Picking up the pieces during his six-month recovery was troubling, to say the least. Without power of attorney (what’s that?) we had to write to all the financial companies he dealt with, alert them to the situation and request that they contact us if any payments had been missed, which we then had to fund ourselves.
Shared joint account and power of attorney
Then, when my father had become well enough to do so (and under a doctor’s supervision and guidance), we had to sign a third-party mandate so we could temporarily operate his bank account.

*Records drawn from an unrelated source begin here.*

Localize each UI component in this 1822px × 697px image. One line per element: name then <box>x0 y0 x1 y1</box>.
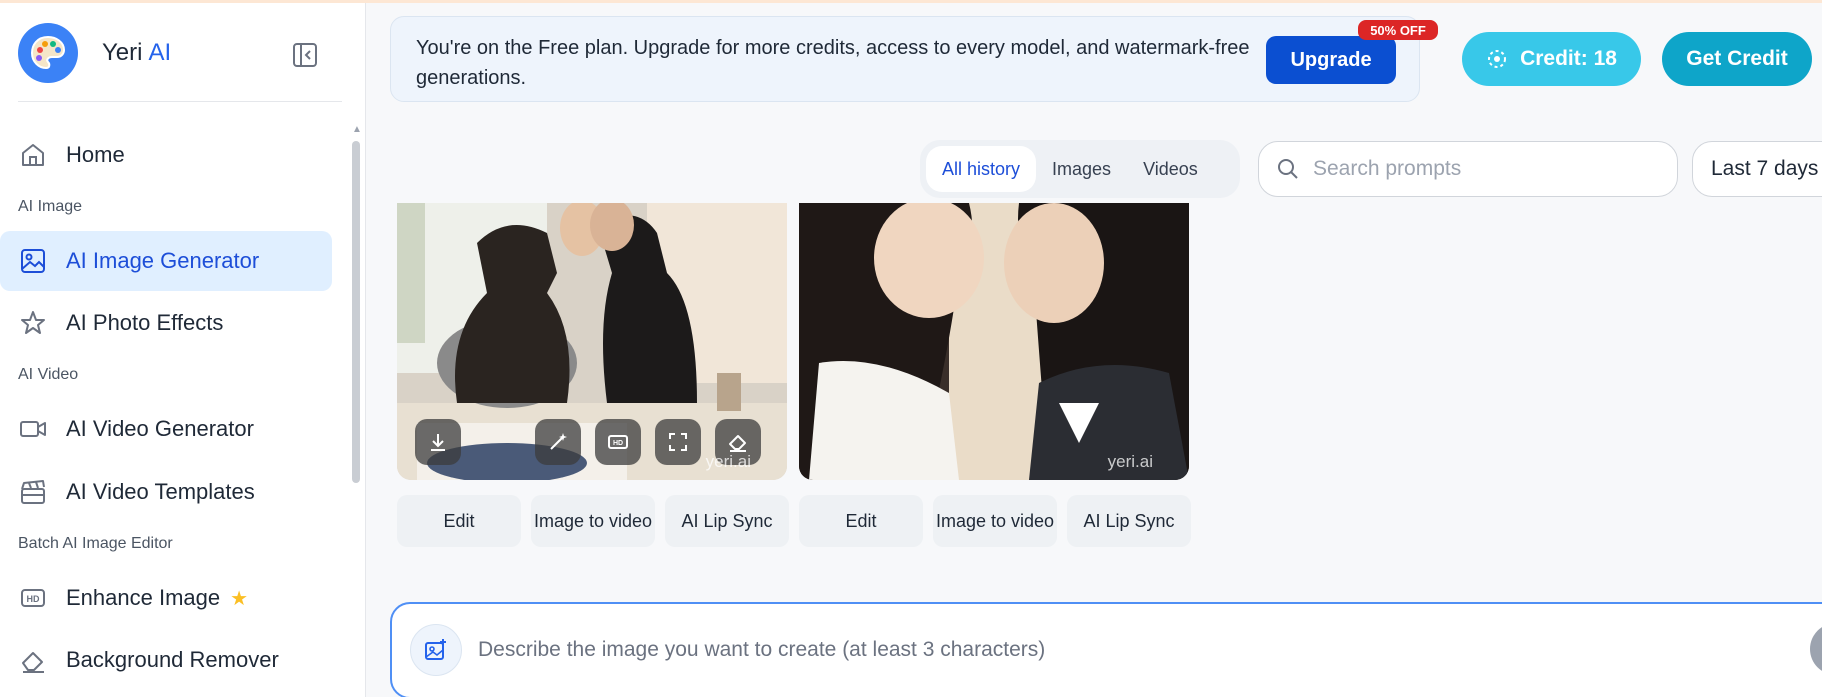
hd-icon: HD <box>18 583 48 613</box>
palette-logo-icon <box>18 23 78 83</box>
sidebar-item-ai-video-generator[interactable]: AI Video Generator <box>0 399 332 459</box>
sidebar-item-ai-video-templates[interactable]: AI Video Templates <box>0 462 332 522</box>
image-to-video-button[interactable]: Image to video <box>933 495 1057 547</box>
eraser-icon <box>729 435 746 452</box>
search-input[interactable] <box>1313 157 1643 181</box>
hd-icon: HD <box>608 435 628 449</box>
banner-text: You're on the Free plan. Upgrade for mor… <box>416 37 1250 89</box>
sidebar-item-label: AI Video Templates <box>66 479 255 504</box>
download-button[interactable] <box>415 419 461 465</box>
ai-lip-sync-button[interactable]: AI Lip Sync <box>1067 495 1191 547</box>
ai-lip-sync-button[interactable]: AI Lip Sync <box>665 495 789 547</box>
history-filter-tabs: All history Images Videos <box>920 140 1240 198</box>
svg-text:HD: HD <box>27 594 40 604</box>
watermark: yeri.ai <box>705 452 751 471</box>
sidebar-item-home[interactable]: Home <box>0 125 332 185</box>
brand[interactable]: Yeri AI <box>18 23 171 83</box>
magic-wand-icon <box>550 433 567 450</box>
image-add-icon <box>425 639 446 660</box>
add-reference-image-button[interactable] <box>410 624 462 676</box>
send-button[interactable] <box>1810 623 1822 675</box>
sidebar-item-enhance-image[interactable]: HD Enhance Image ★ <box>0 568 332 628</box>
sidebar-collapse-icon <box>293 43 317 67</box>
upgrade-button[interactable]: Upgrade <box>1266 36 1396 84</box>
sidebar-scrollbar[interactable] <box>352 141 360 483</box>
svg-text:HD: HD <box>613 440 623 447</box>
get-credit-button[interactable]: Get Credit <box>1662 32 1812 86</box>
section-label-ai-video: AI Video <box>18 366 79 383</box>
expand-button[interactable] <box>655 419 701 465</box>
divider <box>18 101 342 102</box>
magic-edit-button[interactable] <box>535 419 581 465</box>
credit-button[interactable]: Credit: 18 <box>1462 32 1641 86</box>
main-content: You're on the Free plan. Upgrade for mor… <box>366 3 1822 697</box>
star-icon <box>18 308 48 338</box>
premium-star-icon: ★ <box>230 587 249 610</box>
image-to-video-button[interactable]: Image to video <box>531 495 655 547</box>
upscale-hd-button[interactable]: HD <box>595 419 641 465</box>
gallery-card[interactable]: yeri.ai <box>799 203 1189 480</box>
sidebar-item-label: AI Video Generator <box>66 416 254 441</box>
home-icon <box>18 140 48 170</box>
collapse-sidebar-button[interactable] <box>290 40 320 70</box>
sidebar-item-label: Home <box>66 142 125 167</box>
edit-button[interactable]: Edit <box>799 495 923 547</box>
brand-name: Yeri AI <box>102 39 171 67</box>
upgrade-banner: You're on the Free plan. Upgrade for mor… <box>390 16 1438 102</box>
gallery-card[interactable]: HD yeri.ai <box>397 203 787 480</box>
watermark: yeri.ai <box>1107 452 1153 471</box>
search-box <box>1258 141 1678 197</box>
sidebar-item-label: AI Image Generator <box>66 248 260 273</box>
credit-label: Credit: 18 <box>1520 47 1617 70</box>
tab-videos[interactable]: Videos <box>1127 146 1214 192</box>
credit-icon <box>1486 48 1508 70</box>
sidebar-item-ai-photo-effects[interactable]: AI Photo Effects <box>0 293 332 353</box>
image-icon <box>18 246 48 276</box>
sidebar: Yeri AI ▲ Home AI Image AI Image Generato… <box>0 3 366 697</box>
tab-images[interactable]: Images <box>1036 146 1127 192</box>
expand-icon <box>669 433 687 451</box>
tab-all-history[interactable]: All history <box>926 146 1037 192</box>
sidebar-item-label: AI Photo Effects <box>66 310 224 335</box>
download-icon <box>431 434 445 451</box>
sidebar-item-background-remover[interactable]: Background Remover <box>0 630 332 690</box>
edit-button[interactable]: Edit <box>397 495 521 547</box>
sidebar-item-ai-image-generator[interactable]: AI Image Generator <box>0 231 332 291</box>
card-actions: Edit Image to video AI Lip Sync <box>799 495 1201 547</box>
sidebar-item-label: Enhance Image <box>66 585 221 610</box>
brand-name-accent: AI <box>148 39 172 66</box>
generated-image <box>799 203 1189 480</box>
prompt-composer <box>390 602 1822 697</box>
prompt-input[interactable] <box>478 630 1678 670</box>
sidebar-item-label: Background Remover <box>66 647 279 672</box>
video-camera-icon <box>18 414 48 444</box>
clapperboard-icon <box>18 477 48 507</box>
discount-badge: 50% OFF <box>1358 20 1438 40</box>
section-label-ai-image: AI Image <box>18 198 83 215</box>
section-label-batch-editor: Batch AI Image Editor <box>18 535 173 552</box>
eraser-icon <box>18 645 48 675</box>
scroll-up-arrow[interactable]: ▲ <box>352 125 362 135</box>
search-icon <box>1277 158 1299 180</box>
card-actions: Edit Image to video AI Lip Sync <box>397 495 799 547</box>
brand-name-text: Yeri <box>102 39 143 66</box>
date-range-select[interactable]: Last 7 days <box>1692 141 1822 197</box>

Fortunately, dad made a fantastic recovery and was able to take back control of his finances, but he said that he didn’t want to ever repeat the experience. So, as a family, we decided that we would open up a joint account – with all three of us as holders, but which my father uses as his main account – alongside making arrangements for us to have joint and several power of attorney. Should he ever get ill again, it would be far simpler for me and my sister to take over.
As our research shows, a joint account can be a more powerful product than simply consolidating you and your partner’s pay into one place – it can help ease the hassles that dealing with money can bring at a time of distress.
Trust and honesty are, of course, vital when getting connected financially. But as we found out, it can sometimes pay to bring your family and your finances closer together.